Sasuke yang memang unggul dalam bertarung, kembali menyerang, dan yang hadir di sana menyaksikan betapa cepat lari Sasuke ke arah Raiser yang masih belum sempat menstabilkan keseimbangan.

Sebuah lompatan disusul pukulan yang melesat tak niampu ditahan Raiser. Belum lagi siap, sebuab hajaran tangan kiri menghantam kening Raiser. Raiser terhuyung limbung lalu jatuh. Sasuke terus memburunya ke bawah. Hujan pukulan Sasuke mendera lawan dengan derasnya.

"Hey! Berhenti!"

Tak disangka suara teriakan menyusul Sasuke yang tiba-tiba harus di pegangi oleh dua orang. sehingga serta merta menghentikan perkelahian.

Sasuke merasa kali ini bukan hanya dua orang yang menahannya tapi tiga. Dua orang memegangi tangannya di samping kiri dan kanan, dan satu orang lagi memeluk badannya. Ternyata yang melerai perkelahian mereka adalah para keamanan.

Hal yang sama pun terjadi pada Raiser. Tapi kali ini penampilan Raiser sudah berubah. Dari hidung mengalir darah segar, bibir pecah serta bebebrapa memar di wajah Raiser akibat hujan pukulan Sasuke ketika Raiser terjatuh. Meskipun demikian keadaannya, Raiser masih tidak peduli terus memberontak sambil memaki-maki.
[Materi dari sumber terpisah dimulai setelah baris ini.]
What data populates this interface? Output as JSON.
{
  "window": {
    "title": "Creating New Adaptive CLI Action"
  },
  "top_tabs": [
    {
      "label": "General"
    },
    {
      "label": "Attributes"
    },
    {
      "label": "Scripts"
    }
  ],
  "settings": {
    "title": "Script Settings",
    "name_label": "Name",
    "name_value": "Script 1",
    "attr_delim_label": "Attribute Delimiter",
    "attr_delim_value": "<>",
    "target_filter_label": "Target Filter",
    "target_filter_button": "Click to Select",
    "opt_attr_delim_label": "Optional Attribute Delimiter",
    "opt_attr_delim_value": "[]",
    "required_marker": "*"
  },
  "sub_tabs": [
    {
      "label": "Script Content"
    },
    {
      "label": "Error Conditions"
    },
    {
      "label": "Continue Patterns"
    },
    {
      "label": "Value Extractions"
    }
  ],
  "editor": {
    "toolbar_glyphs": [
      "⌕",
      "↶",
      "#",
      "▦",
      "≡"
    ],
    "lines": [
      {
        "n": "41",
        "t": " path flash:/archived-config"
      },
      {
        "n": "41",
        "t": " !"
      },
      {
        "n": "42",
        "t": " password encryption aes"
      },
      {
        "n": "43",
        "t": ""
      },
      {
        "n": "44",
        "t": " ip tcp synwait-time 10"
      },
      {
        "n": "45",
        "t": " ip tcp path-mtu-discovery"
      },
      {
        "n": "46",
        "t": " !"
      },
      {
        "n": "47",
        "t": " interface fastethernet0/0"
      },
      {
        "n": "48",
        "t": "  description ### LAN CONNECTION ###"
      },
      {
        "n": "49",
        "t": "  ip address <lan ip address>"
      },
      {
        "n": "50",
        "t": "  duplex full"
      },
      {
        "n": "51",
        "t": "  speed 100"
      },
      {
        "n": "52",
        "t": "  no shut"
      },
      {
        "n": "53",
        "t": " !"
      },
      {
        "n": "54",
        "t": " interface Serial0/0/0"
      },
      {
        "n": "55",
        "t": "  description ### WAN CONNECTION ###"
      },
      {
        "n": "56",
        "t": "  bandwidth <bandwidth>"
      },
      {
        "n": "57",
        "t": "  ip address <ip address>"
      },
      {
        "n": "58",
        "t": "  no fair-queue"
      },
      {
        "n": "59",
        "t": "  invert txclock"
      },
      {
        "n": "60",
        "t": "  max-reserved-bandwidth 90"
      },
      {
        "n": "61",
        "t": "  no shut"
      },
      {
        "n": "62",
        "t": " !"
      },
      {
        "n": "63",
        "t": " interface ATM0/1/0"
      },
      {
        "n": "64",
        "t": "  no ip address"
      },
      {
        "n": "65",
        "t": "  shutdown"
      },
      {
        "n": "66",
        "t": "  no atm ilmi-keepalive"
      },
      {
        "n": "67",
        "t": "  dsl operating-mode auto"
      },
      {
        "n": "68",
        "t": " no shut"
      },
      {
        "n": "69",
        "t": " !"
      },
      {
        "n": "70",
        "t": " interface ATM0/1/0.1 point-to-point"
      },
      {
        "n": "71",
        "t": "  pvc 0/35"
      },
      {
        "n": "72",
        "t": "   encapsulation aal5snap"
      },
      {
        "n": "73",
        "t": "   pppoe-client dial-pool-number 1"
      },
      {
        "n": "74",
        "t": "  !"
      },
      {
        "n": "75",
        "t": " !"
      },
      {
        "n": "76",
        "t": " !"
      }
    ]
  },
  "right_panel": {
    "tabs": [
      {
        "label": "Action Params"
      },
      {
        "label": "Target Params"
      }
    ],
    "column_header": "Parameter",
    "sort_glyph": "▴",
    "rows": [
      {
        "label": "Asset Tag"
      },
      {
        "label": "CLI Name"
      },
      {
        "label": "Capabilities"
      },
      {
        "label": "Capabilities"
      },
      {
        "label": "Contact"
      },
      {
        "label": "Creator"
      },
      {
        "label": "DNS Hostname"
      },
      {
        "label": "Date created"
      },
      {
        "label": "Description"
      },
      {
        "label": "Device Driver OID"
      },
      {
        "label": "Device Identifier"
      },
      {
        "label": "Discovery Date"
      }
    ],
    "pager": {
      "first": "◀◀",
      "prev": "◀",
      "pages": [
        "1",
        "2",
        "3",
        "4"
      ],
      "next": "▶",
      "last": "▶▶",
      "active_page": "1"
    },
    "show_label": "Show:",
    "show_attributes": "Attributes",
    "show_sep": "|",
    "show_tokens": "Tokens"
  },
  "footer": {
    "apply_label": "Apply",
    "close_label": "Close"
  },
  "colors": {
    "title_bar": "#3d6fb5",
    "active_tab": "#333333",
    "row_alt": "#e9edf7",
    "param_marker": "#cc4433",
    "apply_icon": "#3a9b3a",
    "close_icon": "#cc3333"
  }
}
Saat ini mereka di saksikan banyak orang, dirinya merasa sangat di permalukan. Apa lagi, barusan, siapapun bisa mengetahui kalau raiser kalah telak. Sebagai preman yang di takuti dan terkenal jago berkelahi, ini benar-benar memalukan.

Disisi lain, Sasuke bersikap tenang, bahkan memberi isyarat pada orang yang memegangnya, bahwa ia tidak mengapa jika di lepaskan.

"Ayo, Sasuke," Rias datang menerobos di antara keamanan yang tadi mengamankan Sasuke. Ia pun menggamit lengan Sasuke menjauh. Dan para keamanan itu pun nampak membiarkan kedua pemuda itu pergi.

"Jadi, Sasuke. Sebenarnya… kau jago berantem?" tukas Rias sesaat sebelum ia menaiki kendaraan sepeda motor. "Tadi aku sempat khawatir"

Sasuke tersenyum sesaat, "Aku memang guru karate. Bahkan pernah mengikuti dan menjuarai beberapa kejurnas," aku Sasuke, berharap agar lain kali gadis cantik di depannya ini tidak khawatir jika menghadapi situasi yang sama.

"Lagi pula, bukankah tadi aku berjanji pada ibumu bahwa aku yang bertanggungjawab atas keselamatanmu."

"Terima kasih Sasuke," balas Rias sambil tersenyum.

"Oh ya, sepertinya sebelumnya, kamu pernah bermasalah dengan preman itu."

"Mau aku ceritakan? Singkat kok."

"Ok"

"Bisa kok di cerita sambil jalan," ujar Rias sembari menaiki sepeda motor, "mungkin akan selesai sebelum sampai di kampus"

Sepeda motor pun melaju perlahan meninggalkan arena perkelahian singkat tadi. Kini Rias sudah duduk membonceng di belakang Sasuke. Memeluk pria itu dari belakang dengan jantung terus berdebar kencang, entah Sasuke bisa merasakan debaran jantungnya atau tidak.